Quels sont les principaux atouts et les principaux freins au développement de la philanthropie africaine ?

Les défis que j’ai évoqués ci-dessus donnent une idée de ce que sont les freins au développement de la philanthropie africaine. J'ajouterais qu’elle est également contrainte par les logiques de pouvoir qui découlent de l’asymétrie des rapports internationaux.

Pourtant, les opportunités sont nombreuses. Il y a beaucoup à faire, à tous les niveaux. Au niveau continental, la construction d’une zone de libre-échange (la ZLECAF) que l’Union Africaine a lancée présente d’énormes opportunités pour la philanthropie. Le développement des technologies nouvelles a créé des possibilités presqu’illimitées dans la manière de travailler, mener des campagnes, lever des fonds, faire du plaidoyer, etc. La montée d’une classe moyenne africaine et l’augmentation du nombre des gens qui disposent de revenus très importants, le dynamisme et la créativité de la jeunesse, et le fait que l’Afrique dispose encore de réserves très importantes en termes de ressources naturelles qui représentent un atout pour transformer nos économies, constituent autant d’opportunités dont la philanthropie africaine pourrait se saisir.     

Comment agissez-vous au sein de Trust Africa et quels sont vos alliés pour faire évoluer l’action philanthropique ?

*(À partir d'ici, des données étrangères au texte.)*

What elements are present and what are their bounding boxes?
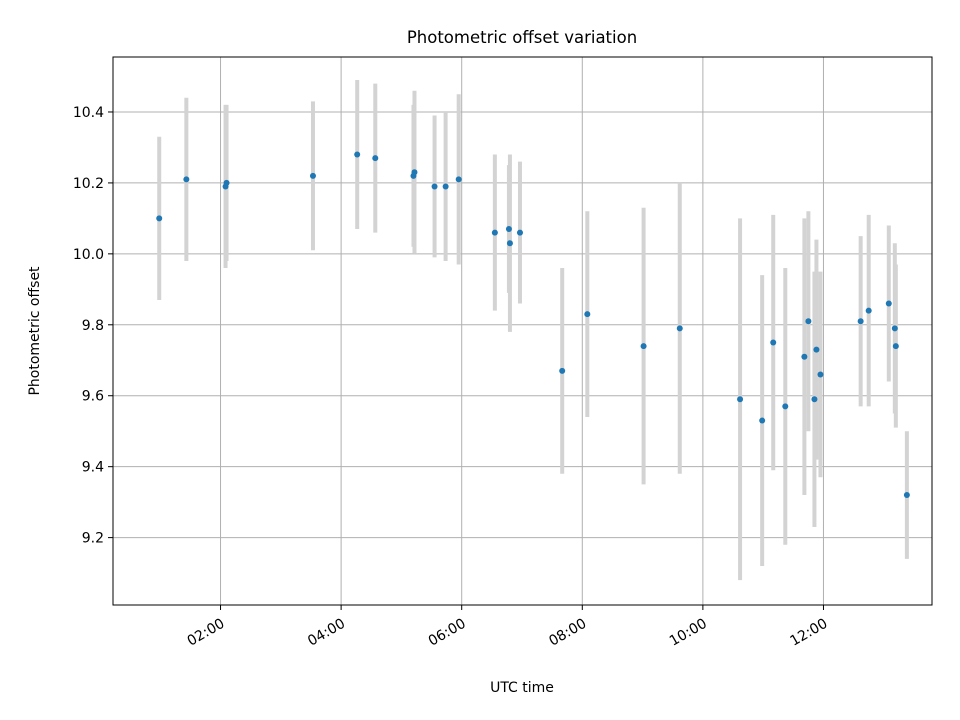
grid (113, 57, 932, 605)
y-tick-label: 9.2 (82, 531, 104, 547)
data-point (505, 226, 512, 233)
data-point (491, 229, 498, 236)
data-point (455, 176, 462, 183)
data-point (759, 417, 766, 424)
y-tick-label: 10.4 (73, 105, 104, 121)
data-point (903, 492, 910, 499)
data-point (891, 325, 898, 332)
data-point (372, 155, 379, 162)
data-points (156, 151, 910, 499)
data-point (811, 396, 818, 403)
data-point (431, 183, 438, 190)
axes-frame (112, 56, 933, 606)
data-point (737, 396, 744, 403)
data-point (309, 172, 316, 179)
data-point (516, 229, 523, 236)
data-point (892, 343, 899, 350)
chart-title: Photometric offset variation (407, 28, 637, 47)
data-point (559, 367, 566, 374)
y-tick-label: 9.6 (82, 389, 104, 405)
data-point (801, 353, 808, 360)
data-point (223, 179, 230, 186)
data-point (640, 343, 647, 350)
data-point (354, 151, 361, 158)
data-point (805, 318, 812, 325)
data-point (770, 339, 777, 346)
data-point (676, 325, 683, 332)
data-point (817, 371, 824, 378)
data-point (156, 215, 163, 222)
y-tick-label: 9.8 (82, 318, 104, 334)
y-axis-label: Photometric offset (27, 266, 43, 396)
data-point (506, 240, 513, 247)
data-point (183, 176, 190, 183)
y-tick-label: 10.0 (73, 247, 104, 263)
data-point (857, 318, 864, 325)
x-axis-label: UTC time (490, 680, 554, 696)
y-tick-label: 10.2 (73, 176, 104, 192)
data-point (411, 169, 418, 176)
data-point (813, 346, 820, 353)
data-point (885, 300, 892, 307)
data-point (782, 403, 789, 410)
data-point (442, 183, 449, 190)
y-tick-label: 9.4 (82, 460, 104, 476)
data-point (865, 307, 872, 314)
data-point (584, 311, 591, 318)
y-axis-ticks: 9.2 9.4 9.6 9.8 10.0 10.2 10.4 (73, 105, 113, 547)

TrustAfrica part du principe que les Africains doivent être en première ligne dans la recherche des solutions aux problèmes de l’Afrique. Nous sommes inspirés par la vision de l’Union Africaine d’une Afrique prospère, unie, souveraine, et démocratique où règne la paix ; une Afrique qui joue un rôle important dans la gouvernance mondiale et dont les citoyens (y compris ceux qui vivent dans d’autres régions du monde) vivent dans la dignité. C’est pourquoi TrustAfrica accorde une grande importance au renforcement de la capacité des Africains à bien appréhender les problèmes de développement aux niveaux local et continental, diriger la transformation de nos économies et maîtriser nos rapports au reste du monde. Selon la philosophie de l’Ubuntu (“je suis parce que nous sommes”), cette vision ne peut se réaliser que dans la solidarité, l’inclusivité, le respect mutuel, la justice et l’équité, aussi bien entre nous, au sein du continent, qu’au niveau international. Ceci revient à dire que l’Afrique a besoin de tous ses amis, comme le reste du monde a besoin de l’Afrique. Pour ce qui est de l’action philanthropique plus précisément, nos alliés sont nombreux : tout l’écosystème de la philanthropie (du monde académique aux institutions, nos partenaires tels que La Coalition pour le dialogue sur l’Afrique (CoDA), les institutions régionales et sous-régionales telles que l’Union Africaine et la Communauté économique des Nations Unies pour l’Afrique, les gouvernements africains, notamment celui du Sénégal où nous avons notre siège, African Philanthropie Network, African Philanthropie Forum, CAPSI, Urgent Action Fund-Africa, FEMNET, Tax Justice Network-Africa, AFRODAD, Pan-African Lawyers Union, CODESRIA, La Fondation Mo Ibrahim, WINGS, Philea, PhiLab, Africa-Europe Foundation, AGAG, EDGE Funders, et les fondations et gouvernements qui nous permettent de fonctionner et mettre en œuvre nos plans stratégiques et mener à bien nos projets ; La Fondation de France en fait partie.